ばのブログ

フルゆとり世代の俺

偽善

相棒の原付を走らせる。目的地は不明。
五万円で買ったジャンク品のこの安心感はなんだろうか。
何気なく通りかかる車道で青の点滅が急かす。
どうやら今回は間に合わないようだ。
色が変われば待ち人が進む、ちょっとフライング気味なのはこのジャンク品と変わらない。

青の点滅が歩行者を急かしはじめるのをよそに右手を徐々に捻り始めた。スタートダッシュを決め込んだところで先頭でいられる時間は長くない。
スタート一秒前、急かされても動じないものが一人。
気にせずスピードを上げる。

頭にちらつく光景が右手を緩める。戻ってみるか。
ほんの些細な取っ掛かり、自己を満たすだけの行為。
やはりまだそこにいた。

少し離れた場所に原付を預けて向かう。
特に声を上げるでもなく少しずつ進む彼は鉄の塊からの圧力と周囲の生暖かい目に晒されている。

わかっていた。
ヒーローにはなれない。ただの気まぐれだった。

声をかけると大丈夫だと返ってくる。
大丈夫だと言っている。引き下がればいい。
額から滲み出る汗とくっついたシャツに見とれた。
なんで声をあげないんだ。
プライドはきっとある。それでも悔しかった。
困ったときに声を上げられない、周囲は厄介な面倒事を嫌う。誰だってそうだ。引き下がれなかった。
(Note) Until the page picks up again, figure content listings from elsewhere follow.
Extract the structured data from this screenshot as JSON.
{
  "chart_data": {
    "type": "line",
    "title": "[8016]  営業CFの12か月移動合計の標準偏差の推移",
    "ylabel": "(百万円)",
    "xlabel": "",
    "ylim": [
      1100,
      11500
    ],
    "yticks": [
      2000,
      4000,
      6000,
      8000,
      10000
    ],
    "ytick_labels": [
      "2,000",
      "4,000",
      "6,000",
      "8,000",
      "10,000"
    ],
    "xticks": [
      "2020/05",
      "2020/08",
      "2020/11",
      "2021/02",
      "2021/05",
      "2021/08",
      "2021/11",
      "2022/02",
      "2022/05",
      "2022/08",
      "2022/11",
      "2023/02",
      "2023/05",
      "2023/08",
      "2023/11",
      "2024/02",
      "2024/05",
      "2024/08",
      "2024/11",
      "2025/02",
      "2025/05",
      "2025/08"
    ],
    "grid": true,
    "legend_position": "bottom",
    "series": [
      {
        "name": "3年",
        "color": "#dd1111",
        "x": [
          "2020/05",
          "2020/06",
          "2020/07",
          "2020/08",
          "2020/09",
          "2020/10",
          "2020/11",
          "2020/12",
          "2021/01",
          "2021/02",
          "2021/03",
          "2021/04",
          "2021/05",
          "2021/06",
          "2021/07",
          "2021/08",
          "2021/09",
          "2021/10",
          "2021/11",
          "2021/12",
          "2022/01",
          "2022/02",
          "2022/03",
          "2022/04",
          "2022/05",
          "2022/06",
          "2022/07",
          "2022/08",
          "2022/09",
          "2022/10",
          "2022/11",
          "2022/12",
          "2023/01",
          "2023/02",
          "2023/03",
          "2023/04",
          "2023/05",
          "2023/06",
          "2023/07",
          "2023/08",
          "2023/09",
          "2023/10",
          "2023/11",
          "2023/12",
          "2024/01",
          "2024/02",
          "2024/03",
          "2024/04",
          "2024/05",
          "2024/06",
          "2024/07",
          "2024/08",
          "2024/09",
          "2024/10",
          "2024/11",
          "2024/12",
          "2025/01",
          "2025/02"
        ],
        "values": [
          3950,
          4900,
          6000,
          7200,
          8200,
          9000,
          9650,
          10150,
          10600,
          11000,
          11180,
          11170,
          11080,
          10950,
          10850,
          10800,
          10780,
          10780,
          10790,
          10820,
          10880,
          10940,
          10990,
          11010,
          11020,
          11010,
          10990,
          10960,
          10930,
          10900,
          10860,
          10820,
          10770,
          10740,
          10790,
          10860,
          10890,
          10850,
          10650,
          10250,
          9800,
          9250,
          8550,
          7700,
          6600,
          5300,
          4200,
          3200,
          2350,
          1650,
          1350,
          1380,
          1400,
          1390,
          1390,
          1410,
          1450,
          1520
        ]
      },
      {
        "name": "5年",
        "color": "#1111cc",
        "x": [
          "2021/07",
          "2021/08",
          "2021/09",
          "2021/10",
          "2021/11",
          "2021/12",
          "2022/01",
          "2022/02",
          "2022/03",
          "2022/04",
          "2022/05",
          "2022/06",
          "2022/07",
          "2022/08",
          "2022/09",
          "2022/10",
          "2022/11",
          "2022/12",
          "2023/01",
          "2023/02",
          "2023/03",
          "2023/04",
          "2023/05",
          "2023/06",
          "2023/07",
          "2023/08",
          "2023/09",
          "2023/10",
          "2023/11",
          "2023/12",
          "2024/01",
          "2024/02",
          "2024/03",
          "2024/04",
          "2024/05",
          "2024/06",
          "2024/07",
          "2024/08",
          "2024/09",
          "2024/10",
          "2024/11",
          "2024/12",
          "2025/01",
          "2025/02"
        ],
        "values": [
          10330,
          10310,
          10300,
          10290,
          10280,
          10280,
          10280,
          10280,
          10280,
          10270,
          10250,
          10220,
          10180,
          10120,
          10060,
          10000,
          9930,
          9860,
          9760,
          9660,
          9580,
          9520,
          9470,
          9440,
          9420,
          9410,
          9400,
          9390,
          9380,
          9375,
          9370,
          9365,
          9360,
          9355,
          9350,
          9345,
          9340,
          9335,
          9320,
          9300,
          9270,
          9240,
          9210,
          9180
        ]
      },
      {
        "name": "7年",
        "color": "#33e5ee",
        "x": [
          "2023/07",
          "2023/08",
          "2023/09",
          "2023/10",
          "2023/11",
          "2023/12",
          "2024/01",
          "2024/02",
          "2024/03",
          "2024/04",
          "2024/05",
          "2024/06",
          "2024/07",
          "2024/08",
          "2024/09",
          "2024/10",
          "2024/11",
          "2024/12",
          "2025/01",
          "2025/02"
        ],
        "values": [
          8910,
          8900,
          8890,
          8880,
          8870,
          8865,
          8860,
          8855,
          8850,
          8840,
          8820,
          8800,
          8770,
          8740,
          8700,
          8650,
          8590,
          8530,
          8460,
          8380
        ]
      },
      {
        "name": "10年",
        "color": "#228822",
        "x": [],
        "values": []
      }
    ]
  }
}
無理矢理に肩を貸して帰路につく。本当に大丈夫なんですと彼は言う。
大丈夫な人の汗のかきかたじゃない。
気のきいた言葉が出てこなかった。
家はどこですか、指を差された場所は目と鼻の先。
これぐらいの距離頼ってくれていいじゃないか。

そこまで送って行きますよ、
突然足腰が痺れてきちゃってと笑う。今日は調子がいいと思ったのですがすいません。
やめてくれ、謝らないでくれ。頭を下げられるほどの人間じゃない。たまたま目についただけだ。
毎日ボランティアに勤しみ見返りを求めず奉仕できるような人間じゃないんだ。

家についた彼は笑っている。何て強い人なんだろう。
本当にありがとうございました
どんな返答をしたかは覚えていない。
ありがとうと言われてあんなに苦しかったことはなかった。

手を差し伸べる側がフィーチャーされることはある、まるでヒーローのように。
手を差し伸べられる側の気持ちは描写されない。
助ける側のエゴに付き合わされたのに。
礼を言われたかったわけじゃない。
それでもどこかで期待してたんだろう。
無責任な正義で救った気になって最後に思いしる。
人は時に救っていい人間ですらない。